As the second smallest state in Malaysia, Malacca has only 3 districts and an estimated 1.3 per cent of the total land in Malaysia. The small geographical factor of the state resulted in a smaller sample size representing the entire allied health profession in Malaysia. A small sample size will be prone to sampling error. It means that statistical tests carried out on samples cannot be generalized to the values of the study population, which are called parameters. Next, the cognitive load scale was developed in Malay and sampled the Malaysian population.

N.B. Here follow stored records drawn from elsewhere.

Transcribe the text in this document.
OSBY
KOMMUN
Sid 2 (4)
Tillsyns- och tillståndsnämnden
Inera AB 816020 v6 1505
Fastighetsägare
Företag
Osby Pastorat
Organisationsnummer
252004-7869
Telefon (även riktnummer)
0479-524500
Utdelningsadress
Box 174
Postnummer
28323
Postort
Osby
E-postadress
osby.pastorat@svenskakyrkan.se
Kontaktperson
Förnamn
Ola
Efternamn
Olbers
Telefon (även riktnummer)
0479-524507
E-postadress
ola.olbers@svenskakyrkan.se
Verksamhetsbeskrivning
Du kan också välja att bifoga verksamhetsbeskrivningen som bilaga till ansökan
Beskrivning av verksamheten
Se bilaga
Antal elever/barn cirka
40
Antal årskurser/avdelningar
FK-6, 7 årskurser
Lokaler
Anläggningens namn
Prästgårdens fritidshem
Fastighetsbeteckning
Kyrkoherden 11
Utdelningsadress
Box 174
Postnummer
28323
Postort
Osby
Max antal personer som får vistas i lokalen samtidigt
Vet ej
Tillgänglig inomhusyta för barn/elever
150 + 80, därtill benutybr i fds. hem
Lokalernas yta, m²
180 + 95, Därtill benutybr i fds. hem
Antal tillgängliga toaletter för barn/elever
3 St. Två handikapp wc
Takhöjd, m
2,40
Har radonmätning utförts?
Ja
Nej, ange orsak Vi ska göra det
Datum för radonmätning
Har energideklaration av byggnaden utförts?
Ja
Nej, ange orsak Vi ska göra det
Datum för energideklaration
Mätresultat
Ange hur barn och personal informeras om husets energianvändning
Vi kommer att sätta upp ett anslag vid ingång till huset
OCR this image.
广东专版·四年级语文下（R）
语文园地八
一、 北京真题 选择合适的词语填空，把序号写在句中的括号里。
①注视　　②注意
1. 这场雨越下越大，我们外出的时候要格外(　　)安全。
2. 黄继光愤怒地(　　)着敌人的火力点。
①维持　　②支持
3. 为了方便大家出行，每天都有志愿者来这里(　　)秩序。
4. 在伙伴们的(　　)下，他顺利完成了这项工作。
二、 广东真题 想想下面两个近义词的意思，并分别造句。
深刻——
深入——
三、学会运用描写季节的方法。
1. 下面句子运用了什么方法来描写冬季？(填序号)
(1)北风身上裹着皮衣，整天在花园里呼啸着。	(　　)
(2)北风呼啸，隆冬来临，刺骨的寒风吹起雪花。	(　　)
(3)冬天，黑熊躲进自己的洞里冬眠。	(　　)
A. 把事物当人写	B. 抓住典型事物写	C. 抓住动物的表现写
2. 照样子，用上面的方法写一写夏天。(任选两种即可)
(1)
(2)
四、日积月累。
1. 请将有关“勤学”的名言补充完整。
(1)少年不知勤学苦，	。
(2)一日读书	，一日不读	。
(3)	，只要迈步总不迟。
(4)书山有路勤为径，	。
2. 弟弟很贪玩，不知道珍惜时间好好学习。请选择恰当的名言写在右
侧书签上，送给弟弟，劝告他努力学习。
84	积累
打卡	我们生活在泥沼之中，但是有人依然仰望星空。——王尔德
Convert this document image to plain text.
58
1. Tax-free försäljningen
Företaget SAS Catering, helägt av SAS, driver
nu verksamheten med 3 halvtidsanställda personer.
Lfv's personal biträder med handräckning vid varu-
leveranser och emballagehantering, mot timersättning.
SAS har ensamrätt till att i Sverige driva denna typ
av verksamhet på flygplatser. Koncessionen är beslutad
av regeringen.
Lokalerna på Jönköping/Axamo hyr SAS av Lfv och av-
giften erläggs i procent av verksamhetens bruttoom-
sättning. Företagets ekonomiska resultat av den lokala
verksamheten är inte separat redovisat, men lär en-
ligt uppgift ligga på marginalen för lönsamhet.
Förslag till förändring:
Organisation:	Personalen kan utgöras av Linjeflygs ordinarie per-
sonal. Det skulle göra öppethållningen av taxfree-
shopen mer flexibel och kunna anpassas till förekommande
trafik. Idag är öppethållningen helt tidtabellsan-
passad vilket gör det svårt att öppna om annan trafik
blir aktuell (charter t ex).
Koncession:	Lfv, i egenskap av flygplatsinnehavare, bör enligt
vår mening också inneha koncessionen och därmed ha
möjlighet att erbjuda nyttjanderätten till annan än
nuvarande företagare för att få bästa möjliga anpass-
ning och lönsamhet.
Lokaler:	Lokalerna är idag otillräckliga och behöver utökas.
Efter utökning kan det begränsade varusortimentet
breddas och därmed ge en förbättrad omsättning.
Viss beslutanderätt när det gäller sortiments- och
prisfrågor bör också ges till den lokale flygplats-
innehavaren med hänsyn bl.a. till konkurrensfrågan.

Therefore, further validation and adaptation for different languages is needed because Malaysia comprises various races.
Conclusion
In conclusion, the Cognitive Workload Scale demonstrated good validity and reliability across the eight constructs. It provides a robust tool for assessing cognitive workload among allied health professionals. Furthermore, the effect of cognitive workload factors has been found to impact the well-being of AHPs. Thus, healthcare organizations should consider implementing interventions addressing work stress and effects of cognitive load . Investment in user-friendly technology interfaces, providing ergonomic equipment and appropriate training, workload redistribution, task prioritization, and stress management programs are the interventions suggested to be applied by these organizations. By implementing these suggestions, healthcare organizations can create a conducive cognitive work environment for allied health professionals, improving their wellbeing, performance, and overall quality of care.
Footnotes
Acknowledgements
The authors would like to thank the participants for taking part in the study.
Ethical approval
This study was approved by the Research Ethics Committee, The National University of Malaysia (UKM PPl/111/8/JEP-2022-525) and the National Medical Research Register (NMRR ID-22-01822-HFY and NMRR ID-22-02035-3CM).
Informed consent
All respondents were informed of relevant information before being invited to participate in our study and online consent was obtained.
Funding
The authors received no financial support for the research, authorship, and/or publication of this article.
Declaration of conflicting interests
The authors declared no potential conflicts of interest with respect to the research, authorship, and/or publication of this article.